Naast het pensioengevend vakantiegeld ontvangt uw werknemer ook het periodieke salaris. In dit voorbeeld is uitgegaan van een pensioengevend salaris van € 2.200,-. Dit betekent dat het pensioengevend salaris in dit voorbeeld in mei 2022 in totaal € 3.200 bedraagt. Dat bedrag gebruikt u vervolgens om de pensioengrondslagaanwas mee te berekenen die u doorgeeft in het PDO-bestand. Bekijk hiervoor de pagina ‘Hoe berekent u de pensioengrondslag?’.
- De reservering was opgebouwd in een periode waarin de deelnemer nog in de wachttijd was opgenomen (dit is vervallen per 1 januari 2023).
De reserveringen die zijn opgebouwd tijdens een periode dat een werknemer geen deelnemer in de pensioenregeling is, waren tot 1 januari 2023 niet pensioengevend. U mocht de reserveringen over die periode daarom in mindering brengen op de pensioengrondslag op het moment dat de reservering werd uitbetaald. Een voorbeeld:
- Een werknemer van 30 jaar heeft in week 1 2022 14 weken gewerkt. Hij gaat vanaf week 1 2022 deelnemen in de Basisregeling vanwege de overgangsbepaling wachttijd.
- De overgangsbepaling reserveringenis voor deze werknemer niet van toepassing.

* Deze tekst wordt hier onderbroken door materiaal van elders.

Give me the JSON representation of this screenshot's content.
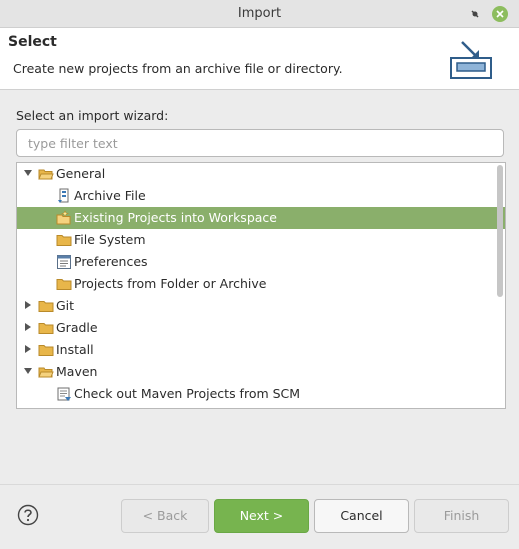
{
  "window": {
    "title": "Import"
  },
  "header": {
    "title": "Select",
    "description": "Create new projects from an archive file or directory."
  },
  "wizard": {
    "label": "Select an import wizard:",
    "filter_placeholder": "type filter text",
    "filter_value": ""
  },
  "tree": {
    "items": [
      {
        "label": "General",
        "level": 0,
        "expanded": true,
        "icon": "folder-open-icon"
      },
      {
        "label": "Archive File",
        "level": 1,
        "icon": "archive-file-icon"
      },
      {
        "label": "Existing Projects into Workspace",
        "level": 1,
        "icon": "existing-projects-icon",
        "selected": true
      },
      {
        "label": "File System",
        "level": 1,
        "icon": "folder-icon"
      },
      {
        "label": "Preferences",
        "level": 1,
        "icon": "preferences-icon"
      },
      {
        "label": "Projects from Folder or Archive",
        "level": 1,
        "icon": "folder-icon"
      },
      {
        "label": "Git",
        "level": 0,
        "expanded": false,
        "icon": "folder-icon"
      },
      {
        "label": "Gradle",
        "level": 0,
        "expanded": false,
        "icon": "folder-icon"
      },
      {
        "label": "Install",
        "level": 0,
        "expanded": false,
        "icon": "folder-icon"
      },
      {
        "label": "Maven",
        "level": 0,
        "expanded": true,
        "icon": "folder-open-icon"
      },
      {
        "label": "Check out Maven Projects from SCM",
        "level": 1,
        "icon": "maven-scm-icon"
      }
    ]
  },
  "buttons": {
    "back": "< Back",
    "next": "Next >",
    "cancel": "Cancel",
    "finish": "Finish"
  },
  "colors": {
    "selection": "#8aaf6b",
    "primary_button": "#77b44f",
    "folder": "#e8b64a"
  }
}
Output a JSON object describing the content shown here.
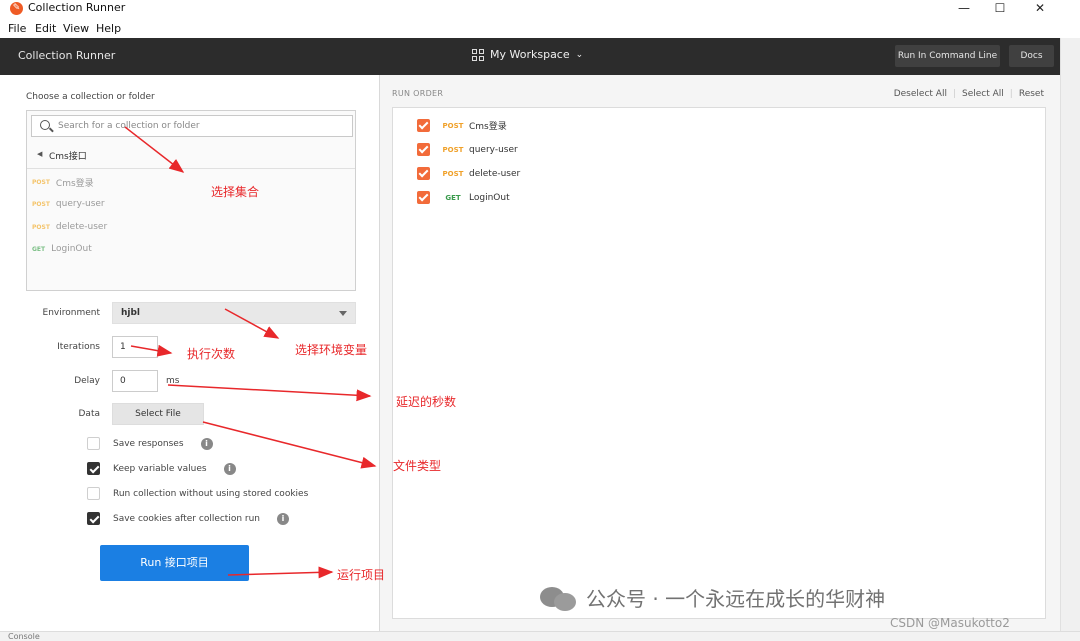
{
  "window": {
    "title": "Collection Runner",
    "minimize": "—",
    "maximize": "☐",
    "close": "✕"
  },
  "menu": [
    "File",
    "Edit",
    "View",
    "Help"
  ],
  "header": {
    "title": "Collection Runner",
    "workspace": "My Workspace",
    "run_cli": "Run In Command Line",
    "docs": "Docs"
  },
  "left": {
    "choose_label": "Choose a collection or folder",
    "search_placeholder": "Search for a collection or folder",
    "crumb": "Cms接口",
    "requests": [
      {
        "method": "POST",
        "name": "Cms登录"
      },
      {
        "method": "POST",
        "name": "query-user"
      },
      {
        "method": "POST",
        "name": "delete-user"
      },
      {
        "method": "GET",
        "name": "LoginOut"
      }
    ],
    "env_label": "Environment",
    "env_value": "hjbl",
    "iter_label": "Iterations",
    "iter_value": "1",
    "delay_label": "Delay",
    "delay_value": "0",
    "delay_unit": "ms",
    "data_label": "Data",
    "select_file": "Select File",
    "options": [
      {
        "label": "Save responses",
        "checked": false,
        "info": true
      },
      {
        "label": "Keep variable values",
        "checked": true,
        "info": true
      },
      {
        "label": "Run collection without using stored cookies",
        "checked": false,
        "info": false
      },
      {
        "label": "Save cookies after collection run",
        "checked": true,
        "info": true
      }
    ],
    "run_button": "Run 接口项目"
  },
  "right": {
    "run_order": "RUN ORDER",
    "deselect_all": "Deselect All",
    "select_all": "Select All",
    "reset": "Reset",
    "items": [
      {
        "method": "POST",
        "name": "Cms登录"
      },
      {
        "method": "POST",
        "name": "query-user"
      },
      {
        "method": "POST",
        "name": "delete-user"
      },
      {
        "method": "GET",
        "name": "LoginOut"
      }
    ]
  },
  "annotations": {
    "select_collection": "选择集合",
    "iterations": "执行次数",
    "environment": "选择环境变量",
    "delay": "延迟的秒数",
    "file_type": "文件类型",
    "run": "运行项目"
  },
  "bottom": {
    "console": "Console"
  },
  "watermark": "公众号 · 一个永远在成长的华财神",
  "csdn": "CSDN @Masukotto2",
  "colors": {
    "header_bg": "#2c2c2c",
    "accent_orange": "#f26b3a",
    "run_blue": "#1b7fe3",
    "annotation_red": "#e8282b"
  }
}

Hij was in 2021 nog geen deelnemer in de pensioenregeling en er is dus ook geen pensioen afgedragen over de reserveringen.
- De werknemer heeft in de wachttijd wél reserveringen opgebouwd. In dit voorbeeld zat de werknemer in week 14 van de wachttijd. Reserveringen in een periode dat een werknemer nog geen deelnemer is aan de pensioenregeling zijn vóór 2023 niet verplicht pensioengevend. Daarom mag de reservering uit de wachttijd 2021 (in dit voorbeeld 14 weken) in mindering worden gebracht op het moment dat deze wordt uitbetaald.
*Vanaf 1 januari 2023 is dit gewijzigd. Sindsdien zijn reserveringen die zijn ontstaan in de wachttijd ook pensioengevend.
Huidig voorbeeld:
Een werknemer van 30 jaar heeft in week 1 2023 8 weken gewerkt. Hij gaat vanaf week 1 2023 deelnemen in de Basisregeling. De werknemer heeft in de wachttijd wél reserveringen (bijvoorbeeld vakantiegeld) opgebouwd. In dit voorbeeld zat de werknemer in week 8 van de wachttijd. Reserveringen in een periode dat een werknemer nog geen deelnemer is aan de pensioenregeling zijn vanaf 1 januari 2023 wel pensioengevend. Daarom mag de reservering uit de wachttijd 2022 (in dit voorbeeld 8 weken) niet in mindering worden gebracht op het moment dat deze wordt uitbetaald in 2023. Op het moment dat het vakantiegeld wordt uitbetaald is deze daardoor volledig pensioengevend.
Periode vóór 2022
Tot het jaar 2022 had u als werkgever twee opties bij pensioenopbouw over reserveringen:
- U voegde de reservering toe aan het pensioengevend salaris op het moment dat u de reservering deed.
- U voegde de reservering toe aan het pensioengevend salaris op het moment dat u de reservering uitbetaalde.
In deze periode telde de reservering die was opgebouwd in een periode waarin de deelnemer nog in de wachttijd was opgenomen niet mee.